羽をばたつかせる森の主の身体から血が流れ落ち、毒は確実にその身体に染み込んでいった。
桜花、迅竜、閃光。この三つが今のナオミが使える剣技である。
コカトリスは円を描くように上空を迂回し、鬼の形相でナオミをその爪で押さえつけようと飛び込んでくる。
「くっ!」
間一髪。
ナオミは右方に前転することで攻撃をかわした。
そしてすかさす剣で足に傷をつけようと試みる。
だが、皮膚は鋼のように硬い。
「……そう簡単にはいかないか」
ナオミは一旦距離を置き、息を整えた。
日が沈むまでに勝たないとまずい。
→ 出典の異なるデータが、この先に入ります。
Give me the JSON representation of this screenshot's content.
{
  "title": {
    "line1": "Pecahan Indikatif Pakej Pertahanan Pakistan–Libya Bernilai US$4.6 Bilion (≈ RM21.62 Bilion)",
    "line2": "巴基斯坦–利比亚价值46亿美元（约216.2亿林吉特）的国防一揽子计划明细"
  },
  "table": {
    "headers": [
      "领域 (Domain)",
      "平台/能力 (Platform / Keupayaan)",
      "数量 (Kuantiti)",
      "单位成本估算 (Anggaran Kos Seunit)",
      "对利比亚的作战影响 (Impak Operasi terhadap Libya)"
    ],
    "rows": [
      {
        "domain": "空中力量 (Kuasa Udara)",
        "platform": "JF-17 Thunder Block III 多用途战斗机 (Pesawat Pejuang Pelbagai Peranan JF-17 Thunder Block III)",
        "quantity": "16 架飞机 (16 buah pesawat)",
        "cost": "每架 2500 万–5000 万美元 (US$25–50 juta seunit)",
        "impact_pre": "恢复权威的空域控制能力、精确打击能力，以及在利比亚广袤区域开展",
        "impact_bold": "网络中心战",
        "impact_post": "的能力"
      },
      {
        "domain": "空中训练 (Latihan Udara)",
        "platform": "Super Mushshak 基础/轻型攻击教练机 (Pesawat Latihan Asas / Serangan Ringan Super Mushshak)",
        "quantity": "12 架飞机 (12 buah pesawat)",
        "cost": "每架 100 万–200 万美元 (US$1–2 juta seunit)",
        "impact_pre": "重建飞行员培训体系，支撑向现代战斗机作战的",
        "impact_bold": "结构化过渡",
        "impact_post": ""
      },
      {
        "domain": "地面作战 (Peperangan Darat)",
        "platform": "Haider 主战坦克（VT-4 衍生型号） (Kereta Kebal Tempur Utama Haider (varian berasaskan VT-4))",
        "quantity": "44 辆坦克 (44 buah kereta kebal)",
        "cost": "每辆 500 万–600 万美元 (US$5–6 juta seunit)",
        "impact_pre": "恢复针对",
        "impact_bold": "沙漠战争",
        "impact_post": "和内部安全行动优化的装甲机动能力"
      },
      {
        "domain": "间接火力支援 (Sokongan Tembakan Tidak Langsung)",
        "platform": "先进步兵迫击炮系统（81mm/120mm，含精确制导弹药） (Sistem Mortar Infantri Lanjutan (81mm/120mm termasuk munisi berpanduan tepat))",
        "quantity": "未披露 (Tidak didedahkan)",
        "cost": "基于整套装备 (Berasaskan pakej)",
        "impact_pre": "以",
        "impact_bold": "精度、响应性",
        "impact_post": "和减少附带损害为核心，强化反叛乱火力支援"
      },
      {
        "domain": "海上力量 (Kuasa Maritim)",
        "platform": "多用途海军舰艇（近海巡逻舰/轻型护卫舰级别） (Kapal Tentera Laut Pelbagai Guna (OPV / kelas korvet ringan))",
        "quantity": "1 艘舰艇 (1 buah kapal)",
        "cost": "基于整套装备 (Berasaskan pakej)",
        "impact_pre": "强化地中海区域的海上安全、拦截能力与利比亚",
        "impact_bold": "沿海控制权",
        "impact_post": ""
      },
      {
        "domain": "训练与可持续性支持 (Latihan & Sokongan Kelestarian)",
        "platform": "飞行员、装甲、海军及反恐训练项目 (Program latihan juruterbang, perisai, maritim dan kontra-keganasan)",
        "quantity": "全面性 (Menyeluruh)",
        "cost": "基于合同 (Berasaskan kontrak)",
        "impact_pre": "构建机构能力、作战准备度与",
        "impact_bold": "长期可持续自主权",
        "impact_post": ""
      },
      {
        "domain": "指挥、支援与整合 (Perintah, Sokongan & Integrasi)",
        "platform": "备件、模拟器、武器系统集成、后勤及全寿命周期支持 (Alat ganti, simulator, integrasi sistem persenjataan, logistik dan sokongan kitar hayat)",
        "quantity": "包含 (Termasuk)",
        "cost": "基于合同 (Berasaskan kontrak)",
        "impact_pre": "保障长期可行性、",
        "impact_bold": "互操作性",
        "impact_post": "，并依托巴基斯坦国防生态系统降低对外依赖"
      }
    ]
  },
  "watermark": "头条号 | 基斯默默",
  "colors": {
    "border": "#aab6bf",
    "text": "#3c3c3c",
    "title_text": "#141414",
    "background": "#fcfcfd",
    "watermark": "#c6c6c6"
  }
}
それは彼女も分かっていた。
ただ、彼女の剣術は諸刃の剣。
体力を激しく消耗させる。
ギャオォォオ!
思わず耳を塞ぎたくなる咆哮。
だが、これは苦しみからこみ上げる喘ぎ声だ、とナオミは悟った。
猛毒が回り始めている。
「この一発に賭けるか……」
剣を縦に構え、すーっと息をする。
よし。
ナオミは消えたかと相手に錯覚させる程のスピードで移動した。
剣術「閃光」だ。
次の瞬間、怪物は倒れた。
それを確認したナオミも、続けざまに倒れた。
勝ったのだ。
毒のおかげとはいえ、申し分のない勝利だった。
ーー
キャンディスと合流し、少年エルフの元へと急いだ。
戦利品であるコカトリスのクチバシとともに。
「お姉ちゃんは無敵だね」
「だといいがな……」
ナオミは昨日に続く連戦で軽く目眩がしていた。頭を押さえながら黒馬を走らせる。
来てみると、少年は火を起こしている最中だった。
「怪物は倒した。約束通り、これからもこの馬は私が乗ることにする。いいな?」
少年が頷く。
もう泣いてはいなかった。
「アンタもエルフの血を引いてるんだろ?しょうがないから、今夜一晩テントを貸してやるよ」
その日は、火を囲んで携帯食料を食べることになった。
「そう言えば、お姉ちゃんはこの国の王様に剣を貰ったんだよね。どうして?」
「一度だけ、王の依頼したクエストに参加したことがある。その報酬に、だ」
「どんなクエスト?」
「ゴブリン討伐。確か二人掛かりで森中のを全滅させたはずだ」
キャンディスが尊敬の眼差しで見てくる。悪い気分ではなかった。
「明日にはマゼラに到着できるだろう」
言いながらナオミは横になった。
強烈な眠気が彼女を襲う。
体力をつけなければ。
そう自分に言い聞かせ、重い目蓋をゆっくりと閉じた。